Açlık grevlerinin tecridin sonlandırılmasının yanı sıra müzakerelerin başlamasını amaçladığı ve bu kapsamda 17 Aralık’tan bu yana 14 kişinin Strasbourg’da açlık grevinde olduğu hatırlatılan metinde,  devamla şöyle denildi: “Liderleri Abdullah Öcalan, üç yıldan bu yana ailesiyle ne de avukatlarıyla görüşemiyor. Açlık grevcileri bu tecrit rejiminin sonlandırılmasını ve Türk hükümetiyle Kürtler arasında müzakere sürecinin yeniden başlamasını talep ediyorlar.

Strasbourg’da 14 kadın ve erkek Kürt militan, 17 Aralık’ta bu grev eylemine katıldılar. Onların da hayatı tehlikede. Fransız ve Avrupalı otoriteler ile medyanın sessizliği mazur görülemez. Bu sessizlik eylemcilerden birinin veya birçoğunun yaşamına yitirmesine katkıda bulunabilir. Biz bunu kabul etmiyoruz.”

FRANSIZ HÜKÜMETİNE EYLEMCİLERLE GÖRÜŞME ÇAĞRISI

“Vicdanların uyanması için çağrı yapıyoruz” denilen metinde, Fransız hükümetine de eylemciler nezdinde girişimde bulunulması çağrısı yapıldı.

Çağrı metninde, devamla şöyle denildi: “Özgürlüğümüz için cephede olan Kürtlerin yardımına koşulmalı ve sesleri duyulmalı. Fransız hükümetinden eylemcilerle Strasbourg’da yerinde görüşmesini istiyoruz.”

Fransız medyasının sessizliğinin de eleştirildiği metinde, “Medyayı sessizliğini bozmaya, (açlık grevcilerinin) eylemleri hakkında bilgilendirmeye ve taleplerini (topluma) duyurmaya çağırıyoruz” ifadelerine yer verildi. Fransa’daki tüm demokratik kesimlere de seslenilen metinde, “Fransa’nın tüm demokratlarını, (eylemcilerin) yaşamına mal olabilecek bu umursamazlığın kırılması için seferber olmaya çağırıyoruz”

Çağrı metninin sonunda, “İnsan hakları ülkesi Fransa’nın uyanması için Strasbourg’daki açlık grevi eylemcilerinden birisinin ölmesi mi gerekiyor?” ifadeleriyle, açlık grevi direnişine yönelik sessizliğe son verilmesi çağrısı yapıldı.

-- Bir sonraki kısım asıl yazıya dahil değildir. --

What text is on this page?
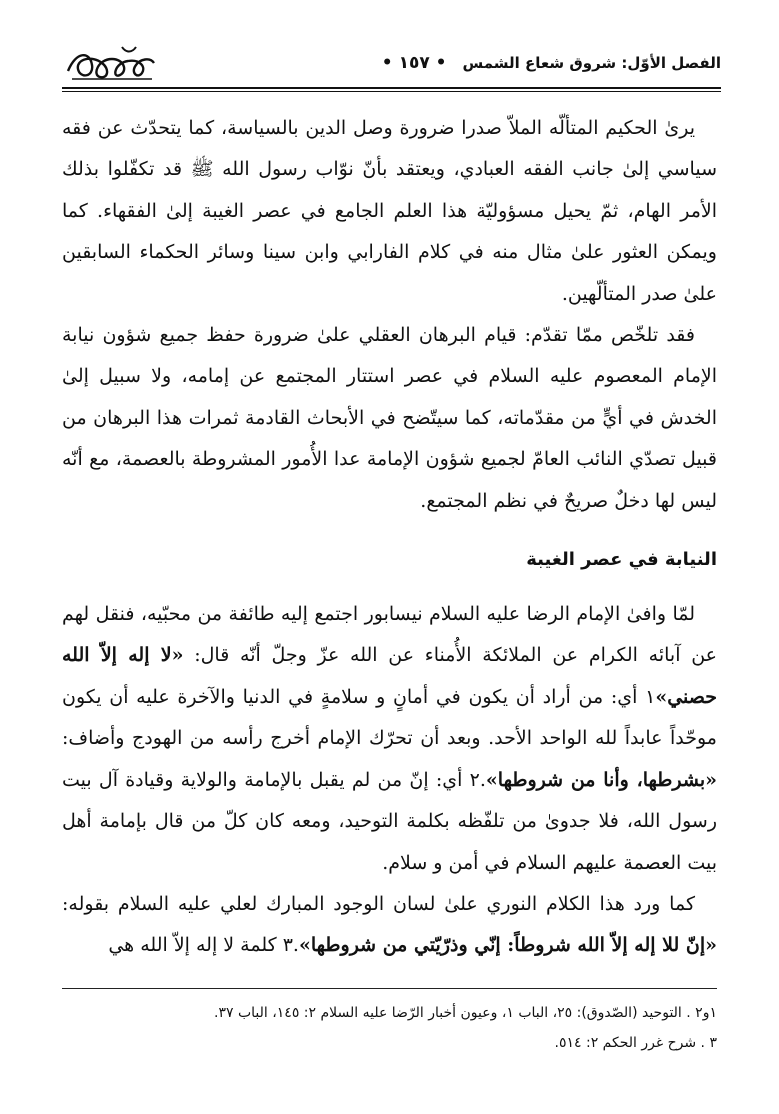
الفصل الأوّل: شروق شعاع الشمس
• ١٥٧ •

يرىٰ الحكيم المتألّه الملاّ صدرا ضرورة وصل الدين بالسياسة، كما يتحدّث عن فقه سياسي إلىٰ جانب الفقه العبادي، ويعتقد بأنّ نوّاب رسول الله ﷺ قد تكفّلوا بذلك الأمر الهام، ثمّ يحيل مسؤوليّة هذا العلم الجامع في عصر الغيبة إلىٰ الفقهاء. كما ويمكن العثور علىٰ مثال منه في كلام الفارابي وابن سينا وسائر الحكماء السابقين علىٰ صدر المتألّهين.

فقد تلخّص ممّا تقدّم: قيام البرهان العقلي علىٰ ضرورة حفظ جميع شؤون نيابة الإمام المعصوم عليه السلام في عصر استتار المجتمع عن إمامه، ولا سبيل إلىٰ الخدش في أيٍّ من مقدّماته، كما سيتّضح في الأبحاث القادمة ثمرات هذا البرهان من قبيل تصدّي النائب العامّ لجميع شؤون الإمامة عدا الأُمور المشروطة بالعصمة، مع أنّه ليس لها دخلٌ صريحٌ في نظم المجتمع.

النيابة في عصر الغيبة

لمّا وافىٰ الإمام الرضا عليه السلام نيسابور اجتمع إليه طائفة من محبّيه، فنقل لهم عن آبائه الكرام عن الملائكة الأُمناء عن الله عزّ وجلّ أنّه قال: «لا إله إلاّ الله حصني»١ أي: من أراد أن يكون في أمانٍ و سلامةٍ في الدنيا والآخرة عليه أن يكون موحّداً عابداً لله الواحد الأحد. وبعد أن تحرّك الإمام أخرج رأسه من الهودج وأضاف: «بشرطها، وأنا من شروطها».٢ أي: إنّ من لم يقبل بالإمامة والولاية وقيادة آل بيت رسول الله، فلا جدوىٰ من تلفّظه بكلمة التوحيد، ومعه كان كلّ من قال بإمامة أهل بيت العصمة عليهم السلام في أمن و سلام.

كما ورد هذا الكلام النوري علىٰ لسان الوجود المبارك لعلي عليه السلام بقوله: «إنّ للا إله إلاّ الله شروطاً: إنّي وذرّيّتي من شروطها».٣ كلمة لا إله إلاّ الله هي

١و٢ . التوحيد (الصّدوق): ٢٥، الباب ١، وعيون أخبار الرّضا عليه السلام ٢: ١٤٥، الباب ٣٧.
٣ . شرح غرر الحكم ٢: ٥١٤.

Humanité gazetesinde yayınlanan metinde imzası bulunan isimler şunlar: Ariane Ascaride (Sinema sanatçısı), Josiane Balasko (Yönetmen, senaryo yazarı), Rony Brauman (Doktor, Sınır Tanımayan Doktorlar Örgütü -MSF eski Başkanı), Pierre Laurent (Senatör, Fransız Komünist Partisi eski Genel Sekreteri), Gérard Mordillat (Roman yazarı, sinemacı) Robin Renucci (Aktör-Yönetmen).